Il Risorgimento, come bene ha mostrato lo storico Lucio Villari nel suo “Bella e perduta. L’Italia del Risorgimento” è stato innanzitutto opera dei giovani, del loro desiderio di conquistare la libertà italiana, rivendicarne l’unità e l’indipendenza politica, la fine della subalternità ai paesi stranieri e alla Chiesa del potere temporale.
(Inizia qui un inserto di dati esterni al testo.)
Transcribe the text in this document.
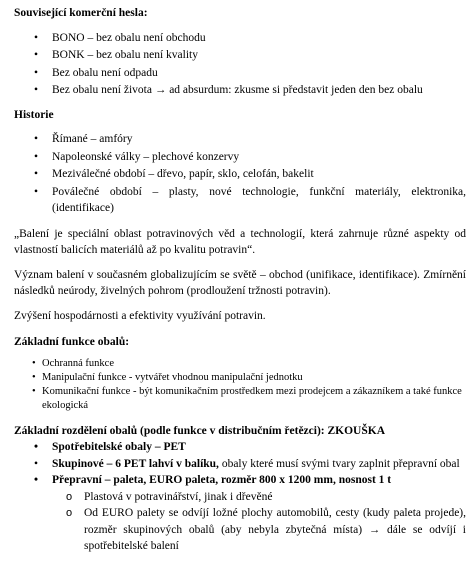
Související komerční hesla:

• BONO – bez obalu není obchodu
• BONK – bez obalu není kvality
• Bez obalu není odpadu
• Bez obalu není života → ad absurdum: zkusme si představit jeden den bez obalu

Historie

• Římané – amfóry
• Napoleonské války – plechové konzervy
• Meziválečné období – dřevo, papír, sklo, celofán, bakelit
• Poválečné období – plasty, nové technologie, funkční materiály, elektronika, (identifikace)

„Balení je speciální oblast potravinových věd a technologií, která zahrnuje různé aspekty od vlastností balicích materiálů až po kvalitu potravin“.

Význam balení v současném globalizujícím se světě – obchod (unifikace, identifikace). Zmírnění následků neúrody, živelných pohrom (prodloužení tržnosti potravin).

Zvýšení hospodárnosti a efektivity využívání potravin.

Základní funkce obalů:

• Ochranná funkce
• Manipulační funkce - vytvářet vhodnou manipulační jednotku
• Komunikační funkce - být komunikačním prostředkem mezi prodejcem a zákazníkem a také funkce ekologická

Základní rozdělení obalů (podle funkce v distribučním řetězci): ZKOUŠKA

• Spotřebitelské obaly – PET
• Skupinové – 6 PET lahví v balíku, obaly které musí svými tvary zaplnit přepravní obal
• Přepravní – paleta, EURO paleta, rozměr 800 x 1200 mm, nosnost 1 t
o Plastová v potravinářství, jinak i dřevěné
o Od EURO palety se odvíjí ložné plochy automobilů, cesty (kudy paleta projede), rozměr skupinových obalů (aby nebyla zbytečná místa) → dále se odvíjí i spotřebitelské balení
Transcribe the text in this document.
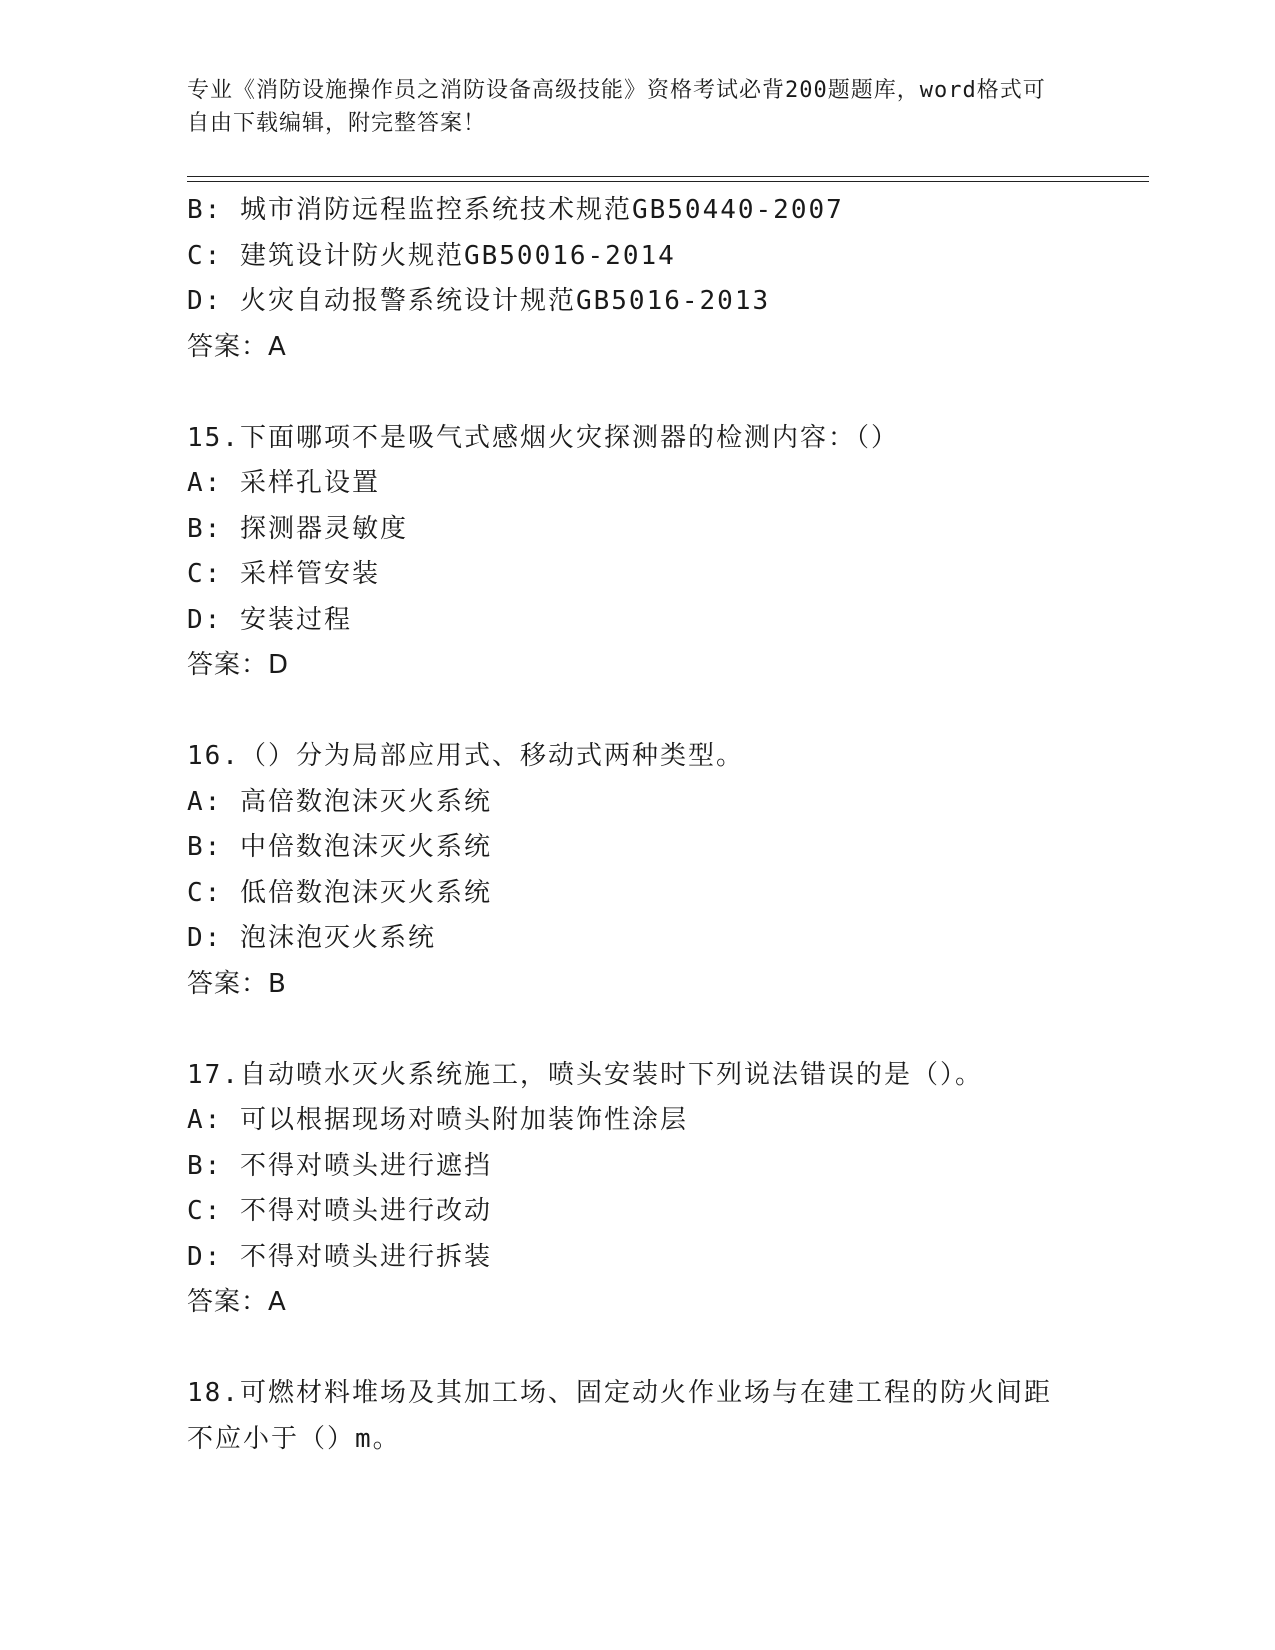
专业《消防设施操作员之消防设备高级技能》资格考试必背200题题库，word格式可自由下载编辑，附完整答案！
B: 城市消防远程监控系统技术规范GB50440-2007
C: 建筑设计防火规范GB50016-2014
D: 火灾自动报警系统设计规范GB5016-2013
答案：A
15.下面哪项不是吸气式感烟火灾探测器的检测内容：（）
A: 采样孔设置
B: 探测器灵敏度
C: 采样管安装
D: 安装过程
答案：D
16.（）分为局部应用式、移动式两种类型。
A: 高倍数泡沫灭火系统
B: 中倍数泡沫灭火系统
C: 低倍数泡沫灭火系统
D: 泡沫泡灭火系统
答案：B
17.自动喷水灭火系统施工，喷头安装时下列说法错误的是（）。
A: 可以根据现场对喷头附加装饰性涂层
B: 不得对喷头进行遮挡
C: 不得对喷头进行改动
D: 不得对喷头进行拆装
答案：A
18.可燃材料堆场及其加工场、固定动火作业场与在建工程的防火间距不应小于（）m。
Del loro ideale di fare dell’Italia un paese che fosse a pieno titolo nell’Europa moderna delle Costituzioni, dei diritti dell’uomo e del cittadino, del senso della giustizia e del valore dell’eguaglianza ereditati dalla Rivoluzione francese.

Per questo diedero la vita i giovani pisani, e senesi, e toscani, insieme ai napoletani che parteciparono alla battaglia di Curtatone e Montanara contro l’Austria nel 1848. “Quei mille che lasciarono / le tosche lor contrade / e volontari corsero / all’immortal tenzone”.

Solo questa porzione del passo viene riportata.